# Post your 2012 DINKS!



## Butthead (Mar 8, 2012)

I don't know why but I find dinks hysterical!

We went out Perch fishing on the Patuxent Feb 4 and this guy decided that a Canadian nightcrawler was plenty small enough for him to gorge himself on...


----------



## Charlie Two Tracks (Mar 11, 2012)

That's pretty good! It amazes me how some of the small fish will attack a lure that (if the lure was real) would end up eating them.


----------



## Jim (Mar 11, 2012)

For sure I will top that this year, guaranteed. :LOL2:


----------



## JonBoatfever (Mar 11, 2012)

Ive caught plenty this year, but never took pictures, now I know they are picture worthy for this!


----------



## baseball_guy_99 (Mar 14, 2012)

Caught this one the other day...


----------



## Jim (Mar 14, 2012)

:LOL2:


----------



## Captain Ahab (Mar 15, 2012)

Jim said:


> For sure I will top that this year, guaranteed. :LOL2:






=D> =D> =D> =D> =D> =D> =D> =D>


----------



## TNtroller (Mar 15, 2012)

I bet there will be some fierce competition in this thread


----------



## fender66 (Mar 15, 2012)

Jim said:


> For sure I will top that this year, guaranteed. :LOL2:



GAME ON! :LOL2:


----------



## Loggerhead Mike (Mar 15, 2012)

Thats no dink, those are minnows! :LOL2:


----------



## morecoffee (Mar 16, 2012)

Do cats count?


----------



## fender66 (Mar 16, 2012)

I have a new favorite thread! :LOL2: :LOL2:


----------



## TNtroller (Mar 16, 2012)

is the contest open for dinks from 2011?? :LOL2:


----------



## Jim (Mar 16, 2012)

the funny part is everyone takes pictures of them. :LOL2: :LOL2: :LOL2:


----------



## morecoffee (Mar 16, 2012)

Jim said:


> the funny part is everyone takes pictures of them. :LOL2: :LOL2: :LOL2:



That little guy was a fighter!! :LOL2:


----------



## fender66 (Mar 16, 2012)

Caught last year (if that counts).
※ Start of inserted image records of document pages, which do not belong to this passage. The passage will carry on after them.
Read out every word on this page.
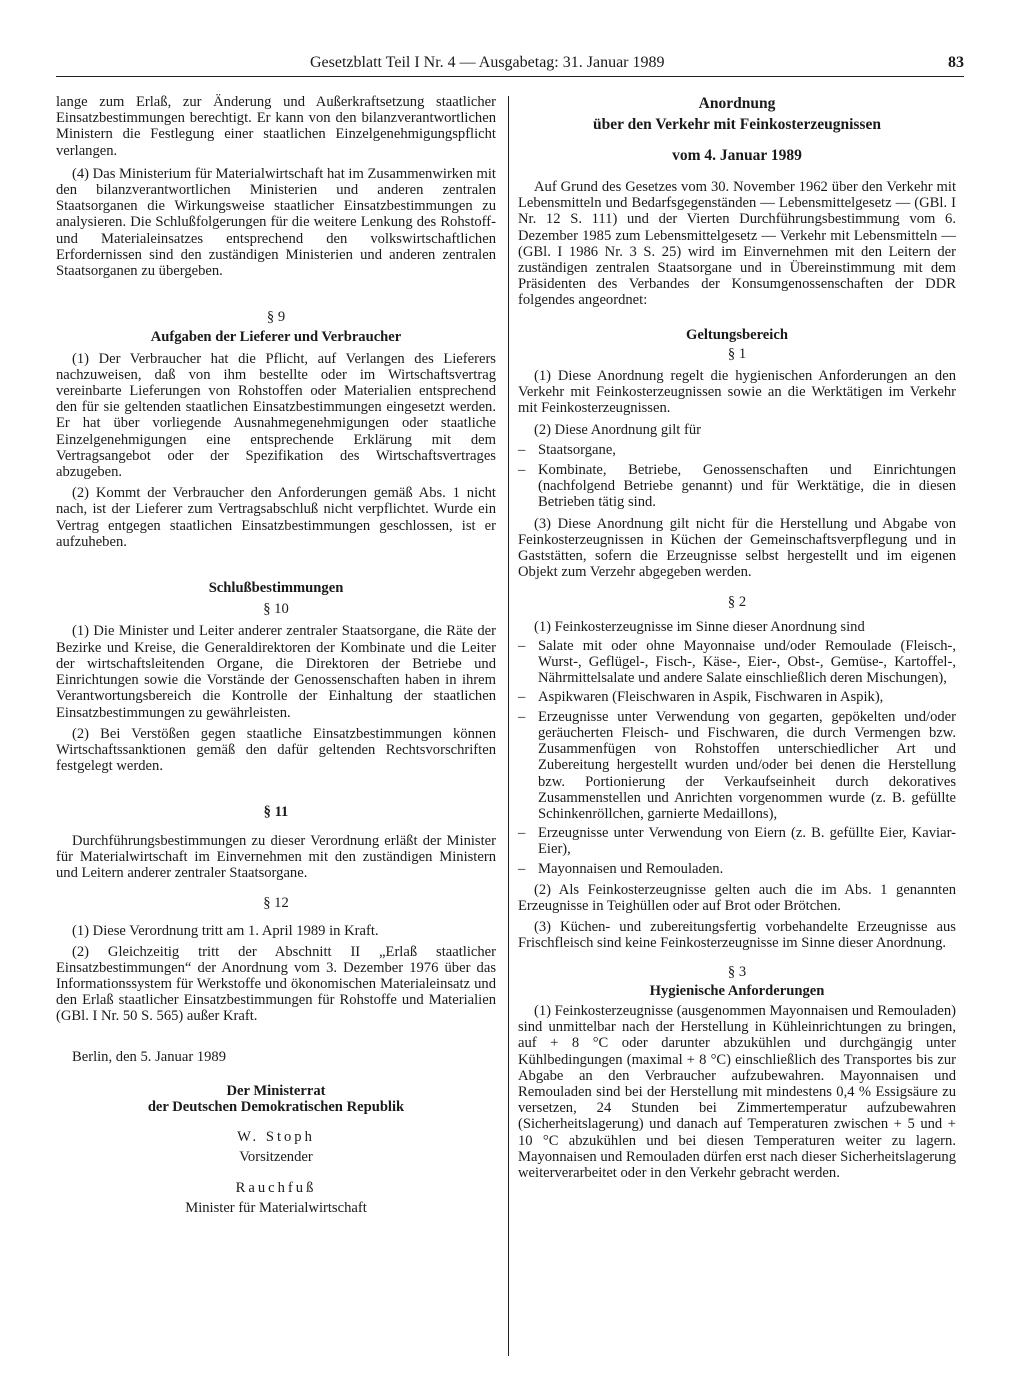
Gesetzblatt Teil I Nr. 4 — Ausgabetag: 31. Januar 1989	83

lange zum Erlaß, zur Änderung und Außerkraftsetzung staatlicher Einsatzbestimmungen berechtigt. Er kann von den bilanzverantwortlichen Ministern die Festlegung einer staatlichen Einzelgenehmigungspflicht verlangen.

(4) Das Ministerium für Materialwirtschaft hat im Zusammenwirken mit den bilanzverantwortlichen Ministerien und anderen zentralen Staatsorganen die Wirkungsweise staatlicher Einsatzbestimmungen zu analysieren. Die Schlußfolgerungen für die weitere Lenkung des Rohstoff- und Materialeinsatzes entsprechend den volkswirtschaftlichen Erfordernissen sind den zuständigen Ministerien und anderen zentralen Staatsorganen zu übergeben.

§ 9

Aufgaben der Lieferer und Verbraucher

(1) Der Verbraucher hat die Pflicht, auf Verlangen des Lieferers nachzuweisen, daß von ihm bestellte oder im Wirtschaftsvertrag vereinbarte Lieferungen von Rohstoffen oder Materialien entsprechend den für sie geltenden staatlichen Einsatzbestimmungen eingesetzt werden. Er hat über vorliegende Ausnahmegenehmigungen oder staatliche Einzelgenehmigungen eine entsprechende Erklärung mit dem Vertragsangebot oder der Spezifikation des Wirtschaftsvertrages abzugeben.

(2) Kommt der Verbraucher den Anforderungen gemäß Abs. 1 nicht nach, ist der Lieferer zum Vertragsabschluß nicht verpflichtet. Wurde ein Vertrag entgegen staatlichen Einsatzbestimmungen geschlossen, ist er aufzuheben.

Schlußbestimmungen

§ 10

(1) Die Minister und Leiter anderer zentraler Staatsorgane, die Räte der Bezirke und Kreise, die Generaldirektoren der Kombinate und die Leiter der wirtschaftsleitenden Organe, die Direktoren der Betriebe und Einrichtungen sowie die Vorstände der Genossenschaften haben in ihrem Verantwortungsbereich die Kontrolle der Einhaltung der staatlichen Einsatzbestimmungen zu gewährleisten.

(2) Bei Verstößen gegen staatliche Einsatzbestimmungen können Wirtschaftssanktionen gemäß den dafür geltenden Rechtsvorschriften festgelegt werden.

§ 11

Durchführungsbestimmungen zu dieser Verordnung erläßt der Minister für Materialwirtschaft im Einvernehmen mit den zuständigen Ministern und Leitern anderer zentraler Staatsorgane.

§ 12

(1) Diese Verordnung tritt am 1. April 1989 in Kraft.

(2) Gleichzeitig tritt der Abschnitt II „Erlaß staatlicher Einsatzbestimmungen“ der Anordnung vom 3. Dezember 1976 über das Informationssystem für Werkstoffe und ökonomischen Materialeinsatz und den Erlaß staatlicher Einsatzbestimmungen für Rohstoffe und Materialien (GBl. I Nr. 50 S. 565) außer Kraft.

Berlin, den 5. Januar 1989

Der Ministerrat

der Deutschen Demokratischen Republik

W. Stoph

Vorsitzender

Rauchfuß

Minister für Materialwirtschaft

Anordnung

über den Verkehr mit Feinkosterzeugnissen

vom 4. Januar 1989

Auf Grund des Gesetzes vom 30. November 1962 über den Verkehr mit Lebensmitteln und Bedarfsgegenständen — Lebensmittelgesetz — (GBl. I Nr. 12 S. 111) und der Vierten Durchführungsbestimmung vom 6. Dezember 1985 zum Lebensmittelgesetz — Verkehr mit Lebensmitteln — (GBl. I 1986 Nr. 3 S. 25) wird im Einvernehmen mit den Leitern der zuständigen zentralen Staatsorgane und in Übereinstimmung mit dem Präsidenten des Verbandes der Konsumgenossenschaften der DDR folgendes angeordnet:

Geltungsbereich

§ 1

(1) Diese Anordnung regelt die hygienischen Anforderungen an den Verkehr mit Feinkosterzeugnissen sowie an die Werktätigen im Verkehr mit Feinkosterzeugnissen.

(2) Diese Anordnung gilt für

– Staatsorgane,
– Kombinate, Betriebe, Genossenschaften und Einrichtungen (nachfolgend Betriebe genannt) und für Werktätige, die in diesen Betrieben tätig sind.

(3) Diese Anordnung gilt nicht für die Herstellung und Abgabe von Feinkosterzeugnissen in Küchen der Gemeinschaftsverpflegung und in Gaststätten, sofern die Erzeugnisse selbst hergestellt und im eigenen Objekt zum Verzehr abgegeben werden.

§ 2

(1) Feinkosterzeugnisse im Sinne dieser Anordnung sind

– Salate mit oder ohne Mayonnaise und/oder Remoulade (Fleisch-, Wurst-, Geflügel-, Fisch-, Käse-, Eier-, Obst-, Gemüse-, Kartoffel-, Nährmittelsalate und andere Salate einschließlich deren Mischungen),
– Aspikwaren (Fleischwaren in Aspik, Fischwaren in Aspik),
– Erzeugnisse unter Verwendung von gegarten, gepökelten und/oder geräucherten Fleisch- und Fischwaren, die durch Vermengen bzw. Zusammenfügen von Rohstoffen unterschiedlicher Art und Zubereitung hergestellt wurden und/oder bei denen die Herstellung bzw. Portionierung der Verkaufseinheit durch dekoratives Zusammenstellen und Anrichten vorgenommen wurde (z. B. gefüllte Schinkenröllchen, garnierte Medaillons),
– Erzeugnisse unter Verwendung von Eiern (z. B. gefüllte Eier, Kaviar-Eier),
– Mayonnaisen und Remouladen.

(2) Als Feinkosterzeugnisse gelten auch die im Abs. 1 genannten Erzeugnisse in Teighüllen oder auf Brot oder Brötchen.

(3) Küchen- und zubereitungsfertig vorbehandelte Erzeugnisse aus Frischfleisch sind keine Feinkosterzeugnisse im Sinne dieser Anordnung.

§ 3

Hygienische Anforderungen

(1) Feinkosterzeugnisse (ausgenommen Mayonnaisen und Remouladen) sind unmittelbar nach der Herstellung in Kühleinrichtungen zu bringen, auf + 8 °C oder darunter abzukühlen und durchgängig unter Kühlbedingungen (maximal + 8 °C) einschließlich des Transportes bis zur Abgabe an den Verbraucher aufzubewahren. Mayonnaisen und Remouladen sind bei der Herstellung mit mindestens 0,4 % Essigsäure zu versetzen, 24 Stunden bei Zimmertemperatur aufzubewahren (Sicherheitslagerung) und danach auf Temperaturen zwischen + 5 und + 10 °C abzukühlen und bei diesen Temperaturen weiter zu lagern. Mayonnaisen und Remouladen dürfen erst nach dieser Sicherheitslagerung weiterverarbeitet oder in den Verkehr gebracht werden.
Not as small as the others posted, but compared to the size of the lure...he was damn determined!


----------



## Butthead (Mar 19, 2012)

morecoffee said:


> Do cats count?



HAHAHAHAHA!! I have never seen anyone catch a cat that small!!


----------



## bcbouy (Mar 19, 2012)

i think i have one of those in my fishtank. :LOL2:


----------



## esoxkid06 (Mar 22, 2012)

While Musky fishing last spring this perch decided to hit this 6 1/2 inch phantom softail... either that or he was tryin to get lucky =P~ lol not really a dink... but compared to the bait he is


----------



## Jay415 (Mar 23, 2012)

Here's mine from the other day, :lol:


----------



## gmoney (Mar 23, 2012)

Caught this giant yesterday on a sweedish pimple


----------



## parkerdog (Mar 25, 2012)

My buddy caught this monster earlier. Not sure how it got hooked that way and he didn't even realize it was still on till it was trying and couldn't even pull the lure under! LOL


----------



## parkerdog (Mar 26, 2012)

gmoney said:


> Caught this giant yesterday on a sweedish pimple



What's that white stuff on the ground?? I've mowed the grass twice already down here. lol


----------



## Lennyg3 (Mar 26, 2012)




----------



## TNtroller (Mar 27, 2012)

was my "catch of the day" back in 2011


----------



## gmoney (Mar 28, 2012)

parkerdog said:


> What's that white stuff on the ground?? I've mowed the grass twice already down here. lol



We haven't had snow on the ground in a while but the ice was still fishable last week on some lakes, others are wide open. Usually we can ice fishing for trout mid way through april. The weather has definitely been weird this year. +25C last week and yesterday we had snow...


----------



## fender66 (Mar 28, 2012)

gmoney said:


> parkerdog said:
> 
> 
> > What's that white stuff on the ground?? I've mowed the grass twice already down here. lol
> ...



+25C.......What's that? :mrgreen:


----------



## bassmonkey1 (Apr 1, 2012)

Wittle feller!!


----------



## steven0298 (Apr 4, 2012)

Hey yours is bigger


----------



## Gramps50 (Apr 7, 2012)

So far these are the smallest ones that I have caught this year.


----------



## bcbouy (Apr 30, 2012)

i caught this fish at least 6 times on saturday :LOL2: but i did bring home 4 of his big brothers for the smoker.


----------



## Wallijig (May 3, 2012)




----------



## Hanr3 (May 4, 2012)

<------- Been my avatar forever.

Everybody posts up big fish pics, not me. I too find it funny to catch dinks and to spice things up with the kids when they were younger we would see who could catch teh smallest fish. I have always used dinks in my avatars. :mrgreen:


----------



## JMichael (May 7, 2012)

Here's my monster for this weekend. The pic is not very good but to give you some perspective to scale, that is a #4 long shank bream hook that I'm holding by the eye, and the point of the hook came out just forward of the fish's eye. So the fish is not much bigger than my little finger.


----------



## Butthead (Jul 19, 2012)

Caught this on a 4.5" grub last weekend.


----------



## fender66 (Jul 19, 2012)

Dang....I'd love to post pics of the dinks I caught this past weekend but I didn't catch any....they were all keepers.

Well...I did catch 2 or 3 that weren't quite keepers, but they were still 10-13 inches. Everything else was 15 inches or better. It was an AMAZING weekend!

Report and pics to come soon in Fishing Reports.


----------



## lovedr79 (Jul 19, 2012)

I caught this a couple years ago, haven't taken any more dink pics, haven't been able to beat this. I was cat fishing and caught a mad tom!


----------